ASFPM’s Science Services Rolls Out Next Generation of Great Lakes Coastal Resilience Planning Guide

Apr 11, 2014 | News & Views, What's New

After three years in the making, the newest version of the Great Lakes Coastal Resilience Planning Guide is online featuring additional case studies and stories for municipal planners and decision makers to use in planning for more resilient coasts.
Throughout the Great Lakes region, communities are witnessing a widespread transformation of the landscape, climate, weather patterns, plants and wildlife, which has caused a degree of uncertainty about what the future will bring. Now more than ever before, questions about resilience and how to plan for the challenges presented by climate change and natural hazards are being asked at the community level. With this guide, communities have a versatile, organized, and free web-based tool to share and look for answers to this pressing question.
“Early on in our Great Lakes community research and needs assessment, we realized that there were two niches that had not yet been filled. One was existence of local data, and one was of process, or what to do with those data,” said Jeff Stone, project manager for the Association of State Floodplain Managers (one of many partner groups involved in GLCR’s creation).
He said the planning guide sought to fill those niches by creating a venue where existing local data and examples of how it has been used on the ground can be connected with the maps, tools, data, people, and resources required to replicate the actions exemplified.
The planning guide shows how Great Lakes coastal communities are using science-based information to address coastal watershed hazards such as flooding, stormwater, shore erosion, and lake-level fluctuations. This online resource connects people with the tools and data needed to consider natural hazards and climate change in local planning and management efforts.
Stone said that although some of the tools and resources of the planning guide are Great Lakes-centric, he sees it as a useful tool for all floodplain managers.
“There are not a lot of tools out there to show what other communities are doing, at least not in one single place. But with this planning guide, planners and community officials can see what other communities have faced, and consider it in their planning and management activities.
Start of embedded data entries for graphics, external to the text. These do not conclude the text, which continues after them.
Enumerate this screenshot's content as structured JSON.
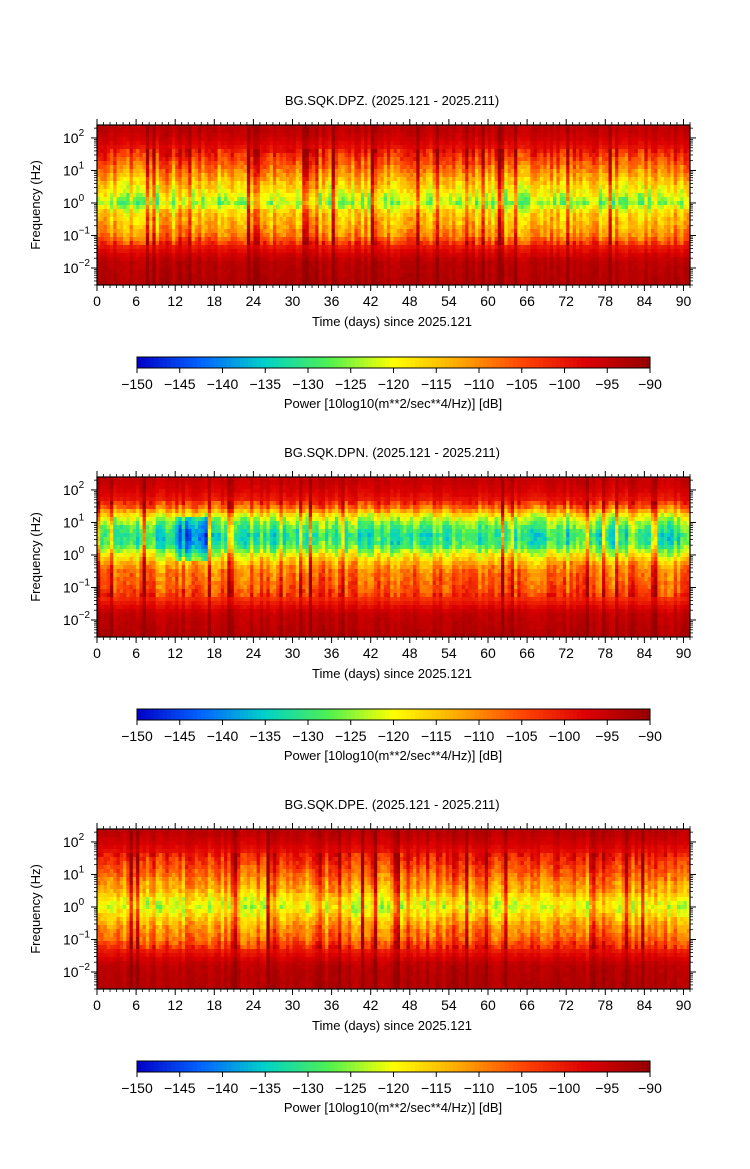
{
  "chart_data": [
    {
      "type": "heatmap",
      "title": "BG.SQK.DPZ. (2025.121 - 2025.211)",
      "xlabel": "Time (days) since 2025.121",
      "ylabel": "Frequency (Hz)",
      "xlim": [
        0,
        91
      ],
      "ylim": [
        0.003,
        250
      ],
      "yscale": "log",
      "x_ticks": [
        0,
        6,
        12,
        18,
        24,
        30,
        36,
        42,
        48,
        54,
        60,
        66,
        72,
        78,
        84,
        90
      ],
      "y_ticks": [
        {
          "value": 0.01,
          "base": "10",
          "exp": "−2"
        },
        {
          "value": 0.1,
          "base": "10",
          "exp": "−1"
        },
        {
          "value": 1,
          "base": "10",
          "exp": "0"
        },
        {
          "value": 10,
          "base": "10",
          "exp": "1"
        },
        {
          "value": 100,
          "base": "10",
          "exp": "2"
        }
      ],
      "colorbar": {
        "label": "Power [10log10(m**2/sec**4/Hz)] [dB]",
        "range": [
          -150,
          -90
        ],
        "ticks": [
          "−150",
          "−145",
          "−140",
          "−135",
          "−130",
          "−125",
          "−120",
          "−115",
          "−110",
          "−105",
          "−100",
          "−95",
          "−90"
        ]
      },
      "colormap": [
        "#0000c8",
        "#0064ff",
        "#00d2c8",
        "#50f050",
        "#ffff00",
        "#ffaa00",
        "#ff4600",
        "#dc0000",
        "#960000"
      ],
      "profile": {
        "log_freq": [
          -2.5,
          -1.8,
          -1.35,
          -1.0,
          -0.6,
          -0.3,
          0.0,
          0.25,
          0.5,
          0.8,
          1.1,
          1.45,
          1.7,
          2.0,
          2.3
        ],
        "power_db": [
          -93,
          -94,
          -100,
          -110,
          -114,
          -116,
          -125,
          -121,
          -117,
          -113,
          -108,
          -103,
          -99,
          -96,
          -94
        ]
      },
      "quiet_period_days": [],
      "quiet_extra_db": 0
    },
    {
      "type": "heatmap",
      "title": "BG.SQK.DPN. (2025.121 - 2025.211)",
      "xlabel": "Time (days) since 2025.121",
      "ylabel": "Frequency (Hz)",
      "xlim": [
        0,
        91
      ],
      "ylim": [
        0.003,
        250
      ],
      "yscale": "log",
      "x_ticks": [
        0,
        6,
        12,
        18,
        24,
        30,
        36,
        42,
        48,
        54,
        60,
        66,
        72,
        78,
        84,
        90
      ],
      "y_ticks": [
        {
          "value": 0.01,
          "base": "10",
          "exp": "−2"
        },
        {
          "value": 0.1,
          "base": "10",
          "exp": "−1"
        },
        {
          "value": 1,
          "base": "10",
          "exp": "0"
        },
        {
          "value": 10,
          "base": "10",
          "exp": "1"
        },
        {
          "value": 100,
          "base": "10",
          "exp": "2"
        }
      ],
      "colorbar": {
        "label": "Power [10log10(m**2/sec**4/Hz)] [dB]",
        "range": [
          -150,
          -90
        ],
        "ticks": [
          "−150",
          "−145",
          "−140",
          "−135",
          "−130",
          "−125",
          "−120",
          "−115",
          "−110",
          "−105",
          "−100",
          "−95",
          "−90"
        ]
      },
      "colormap": [
        "#0000c8",
        "#0064ff",
        "#00d2c8",
        "#50f050",
        "#ffff00",
        "#ffaa00",
        "#ff4600",
        "#dc0000",
        "#960000"
      ],
      "profile": {
        "log_freq": [
          -2.5,
          -1.8,
          -1.35,
          -1.0,
          -0.6,
          -0.3,
          0.0,
          0.3,
          0.6,
          0.9,
          1.2,
          1.45,
          1.7,
          2.0,
          2.3
        ],
        "power_db": [
          -93,
          -95,
          -102,
          -106,
          -108,
          -112,
          -120,
          -130,
          -132,
          -128,
          -120,
          -108,
          -100,
          -97,
          -95
        ]
      },
      "quiet_period_days": [
        12,
        17
      ],
      "quiet_extra_db": -10
    },
    {
      "type": "heatmap",
      "title": "BG.SQK.DPE. (2025.121 - 2025.211)",
      "xlabel": "Time (days) since 2025.121",
      "ylabel": "Frequency (Hz)",
      "xlim": [
        0,
        91
      ],
      "ylim": [
        0.003,
        250
      ],
      "yscale": "log",
      "x_ticks": [
        0,
        6,
        12,
        18,
        24,
        30,
        36,
        42,
        48,
        54,
        60,
        66,
        72,
        78,
        84,
        90
      ],
      "y_ticks": [
        {
          "value": 0.01,
          "base": "10",
          "exp": "−2"
        },
        {
          "value": 0.1,
          "base": "10",
          "exp": "−1"
        },
        {
          "value": 1,
          "base": "10",
          "exp": "0"
        },
        {
          "value": 10,
          "base": "10",
          "exp": "1"
        },
        {
          "value": 100,
          "base": "10",
          "exp": "2"
        }
      ],
      "colorbar": {
        "label": "Power [10log10(m**2/sec**4/Hz)] [dB]",
        "range": [
          -150,
          -90
        ],
        "ticks": [
          "−150",
          "−145",
          "−140",
          "−135",
          "−130",
          "−125",
          "−120",
          "−115",
          "−110",
          "−105",
          "−100",
          "−95",
          "−90"
        ]
      },
      "colormap": [
        "#0000c8",
        "#0064ff",
        "#00d2c8",
        "#50f050",
        "#ffff00",
        "#ffaa00",
        "#ff4600",
        "#dc0000",
        "#960000"
      ],
      "profile": {
        "log_freq": [
          -2.5,
          -1.8,
          -1.35,
          -1.0,
          -0.6,
          -0.3,
          0.0,
          0.25,
          0.5,
          0.8,
          1.1,
          1.45,
          1.7,
          2.0,
          2.3
        ],
        "power_db": [
          -93,
          -94,
          -100,
          -107,
          -111,
          -116,
          -121,
          -118,
          -113,
          -110,
          -106,
          -102,
          -99,
          -96,
          -94
        ]
      },
      "quiet_period_days": [],
      "quiet_extra_db": 0
    }
  ]
}
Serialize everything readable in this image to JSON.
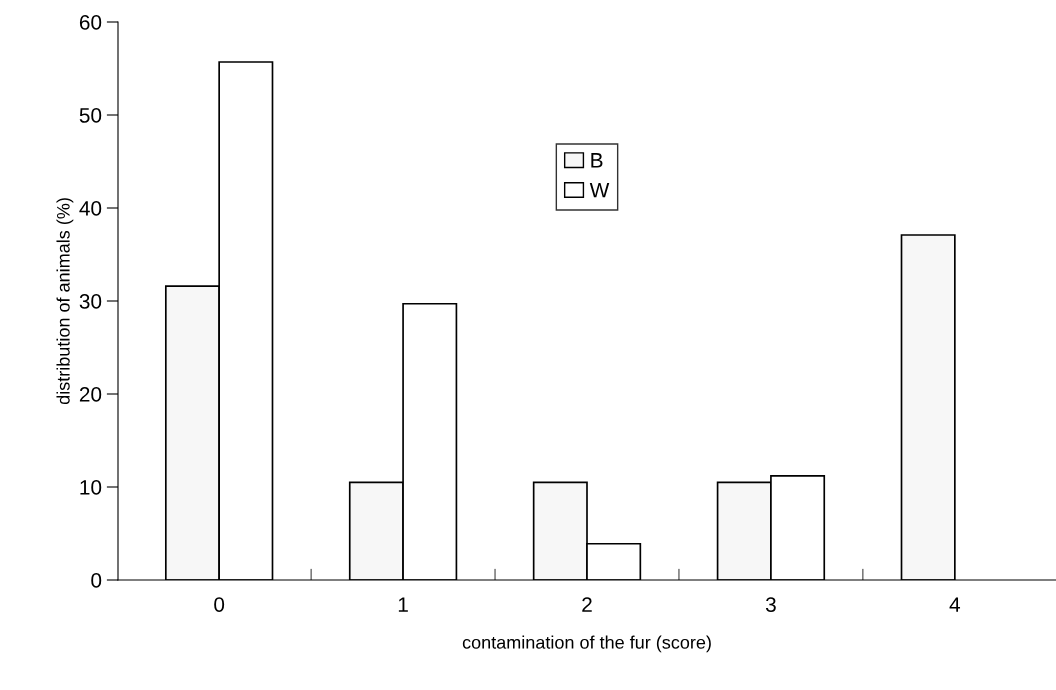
{
  "chart_data": {
    "type": "bar",
    "xlabel": "contamination of the fur (score)",
    "ylabel": "distribution of animals (%)",
    "categories": [
      "0",
      "1",
      "2",
      "3",
      "4"
    ],
    "series": [
      {
        "name": "B",
        "color": "#f7f7f7",
        "values": [
          31.6,
          10.5,
          10.5,
          10.5,
          37.1
        ]
      },
      {
        "name": "W",
        "color": "#ffffff",
        "values": [
          55.7,
          29.7,
          3.9,
          11.2,
          null
        ]
      }
    ],
    "ylim": [
      0,
      60
    ],
    "yticks": [
      0,
      10,
      20,
      30,
      40,
      50,
      60
    ],
    "grid": false,
    "legend": "top"
  }
}
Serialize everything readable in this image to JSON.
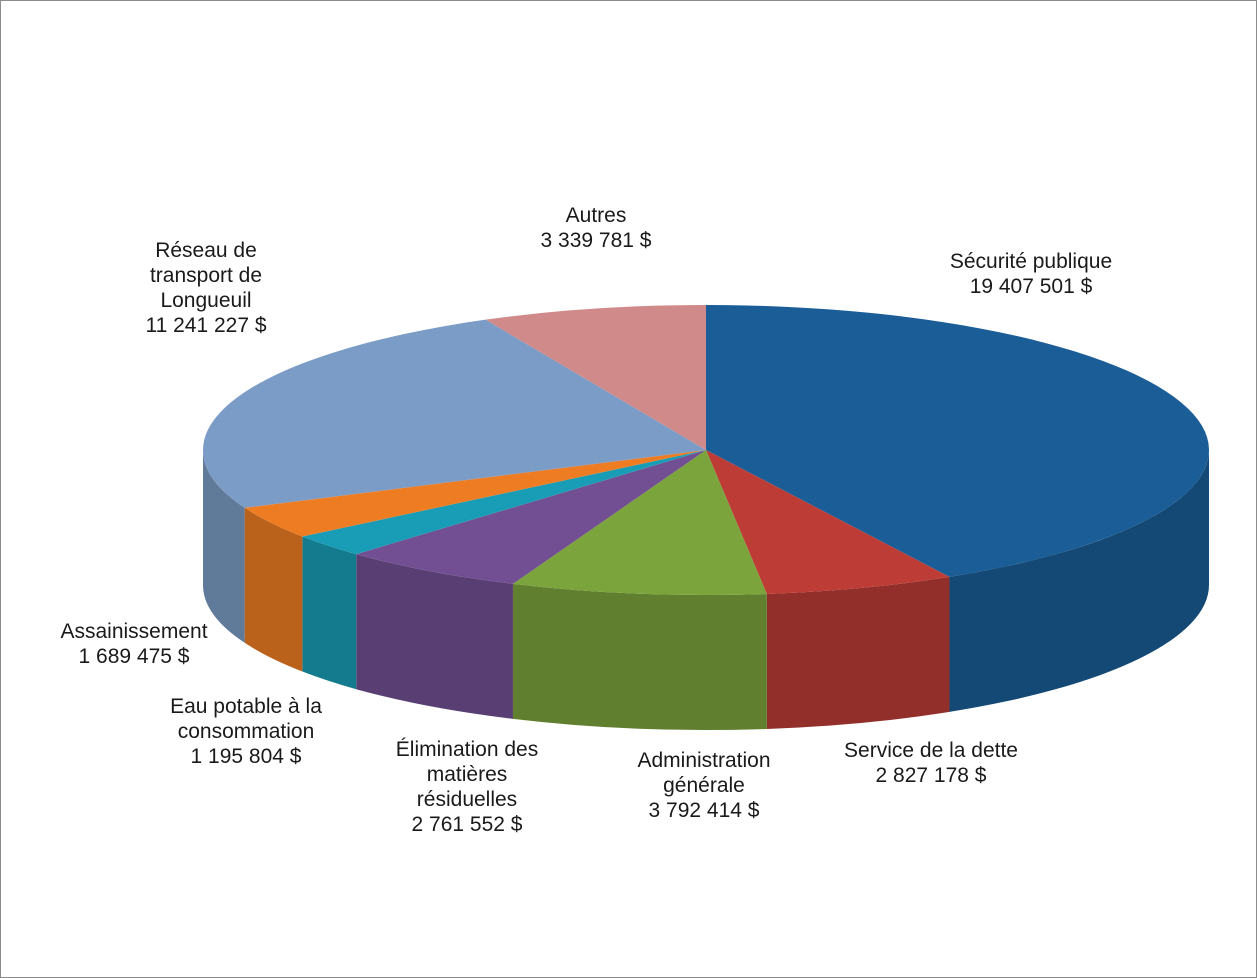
{
  "chart_data": {
    "type": "pie",
    "style": "3d",
    "title": "",
    "currency": "$",
    "slices": [
      {
        "label_lines": [
          "Sécurité publique"
        ],
        "value_text": "19 407 501 $",
        "value": 19407501,
        "color": "#1a5d97"
      },
      {
        "label_lines": [
          "Service de la dette"
        ],
        "value_text": "2 827 178 $",
        "value": 2827178,
        "color": "#bd3c36"
      },
      {
        "label_lines": [
          "Administration",
          "générale"
        ],
        "value_text": "3 792 414 $",
        "value": 3792414,
        "color": "#7ba43c"
      },
      {
        "label_lines": [
          "Élimination des",
          "matières",
          "résiduelles"
        ],
        "value_text": "2 761 552 $",
        "value": 2761552,
        "color": "#714f92"
      },
      {
        "label_lines": [
          "Eau potable à la",
          "consommation"
        ],
        "value_text": "1 195 804 $",
        "value": 1195804,
        "color": "#199db6"
      },
      {
        "label_lines": [
          "Assainissement"
        ],
        "value_text": "1 689 475 $",
        "value": 1689475,
        "color": "#ee7c22"
      },
      {
        "label_lines": [
          "Réseau de",
          "transport de",
          "Longueuil"
        ],
        "value_text": "11 241 227 $",
        "value": 11241227,
        "color": "#7b9cc6"
      },
      {
        "label_lines": [
          "Autres"
        ],
        "value_text": "3 339 781 $",
        "value": 3339781,
        "color": "#d18a8a"
      }
    ]
  }
}
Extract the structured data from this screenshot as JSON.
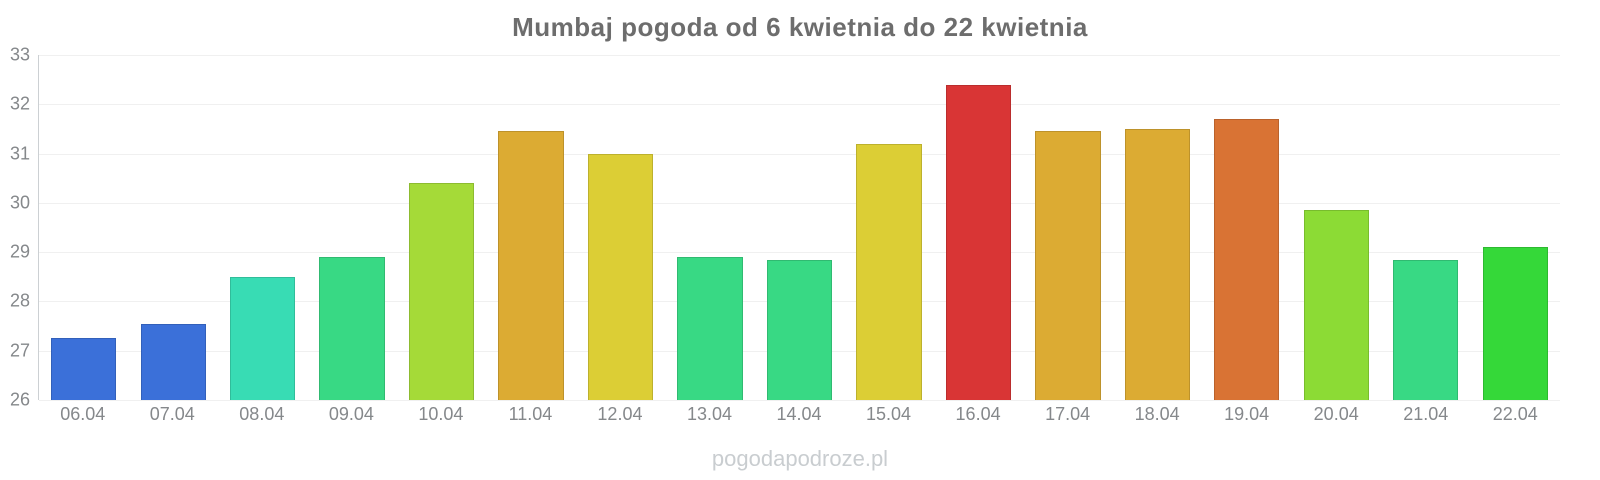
{
  "chart_data": {
    "type": "bar",
    "title": "Mumbaj pogoda od 6 kwietnia do 22 kwietnia",
    "categories": [
      "06.04",
      "07.04",
      "08.04",
      "09.04",
      "10.04",
      "11.04",
      "12.04",
      "13.04",
      "14.04",
      "15.04",
      "16.04",
      "17.04",
      "18.04",
      "19.04",
      "20.04",
      "21.04",
      "22.04"
    ],
    "values": [
      27.25,
      27.55,
      28.5,
      28.9,
      30.4,
      31.45,
      31.0,
      28.9,
      28.85,
      31.2,
      32.4,
      31.45,
      31.5,
      31.7,
      29.85,
      28.85,
      29.1
    ],
    "bar_colors": [
      "#3b70d9",
      "#3b70d9",
      "#38dcb4",
      "#38d984",
      "#a5da38",
      "#dcab33",
      "#dcce35",
      "#38d984",
      "#38d984",
      "#dcce35",
      "#d93535",
      "#dcab33",
      "#dcab33",
      "#d97334",
      "#8cdb35",
      "#38d984",
      "#35d839"
    ],
    "xlabel": "",
    "ylabel": "",
    "ylim": [
      26,
      33
    ],
    "yticks": [
      26,
      27,
      28,
      29,
      30,
      31,
      32,
      33
    ],
    "grid": true,
    "legend_position": "none",
    "watermark": "pogodapodroze.pl"
  },
  "style": {
    "title_color": "#6d6d6d",
    "axis_label_color": "#85888b",
    "gridline_color": "#f0f0f0",
    "axis_line_color": "#ccd0d3",
    "watermark_color": "#c9cdd0",
    "background": "#ffffff"
  }
}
It’s about helping people adapt to dynamic and changing natural hazards … and planning is what gets you to a resilient community.”
Additional resources featured in the planning guide include:

• Climate and Environment– Learn about the Great Lakes and its coastal hazards and climate.
• Events and Funding– Identify events and funding sources related to coastal resilience and hazards.
• Library – Uncover relevant publications that include legal and regulatory documents, best practices, ordinances, comprehensive plans, and more.
• Local stories– Learn what’s happening in Great Lakes communities. Information ranges from news articles to outreach materials.
• Maps, Data, and Tools– Access geospatial data, tools, applications, and Web map services available in the region.
• People and Organizations– Connect with others working to address coastal hazard and climate change impacts in the region.